On Friday, it was confirmed that Thierry Henry had officially left his position as manager of Monaco after a disastrously short reign of just over 100 days. Henry was appointed back on Oct. 11 with the club languishing in 18th, and after two wins over the following 12 league matches, Henry was dismissed with the club now sitting 19th.
Where did it all go wrong for Henry?
It’s an inevitable comparison given the common threads that are woven between their playing careers, but Henry at Monaco, on the face of it, had all the stylings of Zinedine Zidane’s employment at Real Madrid.
The World Cup-winning duo achieved it all as players, and both rode their pedigrees to high-profile managerial appointments straight out the gate.
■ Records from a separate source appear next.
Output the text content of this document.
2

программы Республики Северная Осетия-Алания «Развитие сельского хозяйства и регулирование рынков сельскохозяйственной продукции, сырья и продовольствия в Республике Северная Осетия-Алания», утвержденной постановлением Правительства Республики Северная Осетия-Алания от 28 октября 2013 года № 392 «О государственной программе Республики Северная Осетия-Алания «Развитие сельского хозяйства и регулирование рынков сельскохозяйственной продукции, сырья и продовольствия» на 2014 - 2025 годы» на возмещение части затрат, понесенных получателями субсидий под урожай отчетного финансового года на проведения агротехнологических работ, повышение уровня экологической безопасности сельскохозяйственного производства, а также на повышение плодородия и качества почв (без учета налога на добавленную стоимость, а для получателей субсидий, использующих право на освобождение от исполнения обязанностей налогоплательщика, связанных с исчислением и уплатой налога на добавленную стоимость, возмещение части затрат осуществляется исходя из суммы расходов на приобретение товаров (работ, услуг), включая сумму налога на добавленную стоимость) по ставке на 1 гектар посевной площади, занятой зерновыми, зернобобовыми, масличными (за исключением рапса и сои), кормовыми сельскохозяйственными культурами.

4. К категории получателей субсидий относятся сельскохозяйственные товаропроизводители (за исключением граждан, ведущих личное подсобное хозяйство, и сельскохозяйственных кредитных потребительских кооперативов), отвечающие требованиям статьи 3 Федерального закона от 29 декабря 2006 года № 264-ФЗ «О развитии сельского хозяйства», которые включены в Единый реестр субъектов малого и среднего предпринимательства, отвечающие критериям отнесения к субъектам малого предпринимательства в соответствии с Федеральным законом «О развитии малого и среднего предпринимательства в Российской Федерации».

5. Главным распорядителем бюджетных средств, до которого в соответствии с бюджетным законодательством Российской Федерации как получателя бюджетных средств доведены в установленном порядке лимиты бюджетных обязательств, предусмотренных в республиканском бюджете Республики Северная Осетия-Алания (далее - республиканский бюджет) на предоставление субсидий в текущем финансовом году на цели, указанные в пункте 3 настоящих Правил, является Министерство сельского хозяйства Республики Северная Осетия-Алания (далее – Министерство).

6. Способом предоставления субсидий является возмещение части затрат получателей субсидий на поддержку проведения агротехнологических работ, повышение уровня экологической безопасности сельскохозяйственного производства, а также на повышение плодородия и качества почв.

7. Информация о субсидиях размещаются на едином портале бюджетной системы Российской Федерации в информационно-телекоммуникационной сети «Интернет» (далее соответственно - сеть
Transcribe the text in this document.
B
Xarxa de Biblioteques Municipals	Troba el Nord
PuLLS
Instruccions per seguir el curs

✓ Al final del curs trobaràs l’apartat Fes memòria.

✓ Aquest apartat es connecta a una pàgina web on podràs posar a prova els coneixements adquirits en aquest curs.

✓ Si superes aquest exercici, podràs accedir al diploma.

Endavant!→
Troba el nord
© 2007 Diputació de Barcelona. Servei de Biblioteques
Both faced the same criticism during their respective unveilings — Zidane was moving up from the Castilla side to replace the hugely experienced Rafa Benitez; Henry was fresh off his role as an assistant for Belgium at the World Cup and replacing the beloved Leonardo Jardim.
Zidane had played for Real for five seasons, winning the Champions League in 2002 and the LaLiga title in 2003. Henry, likewise, played five senior seasons for Monaco and lifted the league title in 1997.
Relaxed, cerebral, embedded, a players’ coach — these were the sorts of descriptors that readily attached themselves to both of the young managers, and during his first few training sessions and press conferences at the helm, it was difficult to envision anything other than a similar vein of success for Henry.
But as losses mounted, pressure grew and the atmosphere inside the Stade Louis-II strained, Henry crumpled. The disparity between the two French coaches, in actuality, couldn’t have been greater.
The final straw for Henry came this past week after Monaco was humiliated by Strasbourg (1-5) and dumped out of the French Cup by Metz (1-3), both of these matches taking place at home.
In the wake of two of the worst results in Henry’s short tenure, the 41-year-old decided to effectively humiliate a large number of first team players by sending them to train with the reserves, claiming his side was being poisoned by “individuals who only care about their own futures.”
According to Goal France, this sort of treatment from Henry was nothing new.
“A few matches ago,” revealed one anonymous Monaco player, “he screamed: ‘He, he is supposed to be worth 10 million?’ All of the substitutes heard. The message he sent to the players was very negative.”
He humiliated 20-year-old goalkeeper Loic Badiashile for not pushing his chair back under the desk at the end of a pre-match press conference. He insulted an opposing player during a match. He created discord in the locker room by giving the vice-captaincy to Belgian midfielder Youri Tielemans when it belonged to Polish defender Kamil Glik.
According to a report from ESPN FC, Henry behaved like a player, like he was still “one of the boys” while his training sessions, tactical decisions and body language on the touchline were all criticized.
It just goes to show that even the most ardent critics of Zidane’s role in Real’s back-to-back-to-back Champions League titles — you know, the ones that say he did little except unite the dressing room and rely on luck — are downplaying an extremely important and complex quality.
Given the successfulness of his reign, it’s easy to gloss over Zidane’s tenure as one of total ease, but there were moments of crisis during his time at the helm. It wouldn’t be Real Madrid without them.
But Zidane outlasted them while maintaining a defiant belief in his players, sometimes absurdly so.
Of Karim Benzema, he once said, “I’ll continue to defend Benzema to the death.” Sergio Ramos? “He is the best captain that Real Madrid could have and it would be a lack of respect to doubt what he does for this club.” The oft criticized Keylor Navas? “We have a great goalkeeper, one who is very professional and very loved. We win a lot because of him and he deserves to be here. We’re all happy with what we already have.” Gareth Bale? “He is better every day and that is very important for us.” Isco? “He has a great attitude, trains well and everyone at the club loves him. There’s nothing to worry about there.”
Such was his vehement backing of his players that AS labeled him “the club’s Minister of Defense, a man who defends his players’ actions at every opportunity.”
Back in November of 2017, Real recorded a 2-2 draw in the Copa del Rey with third division side Fuenlabrada. Zidane’s response? “I’m not upset at all, it was foreseen. … People can say what they want, but they also saw their players fight until the end. I’m looking at my players, those who were on the field, in the second half we did it well, I’m happy.”
In two and a half years at the helm, Zidane kept egos massaged — no mean feat considering he was leading to club with the second-highest wage bill in all of Europe. In a matter of months, Henry pissed everyone off and probably sabotaged his nascent managerial career beyond repair.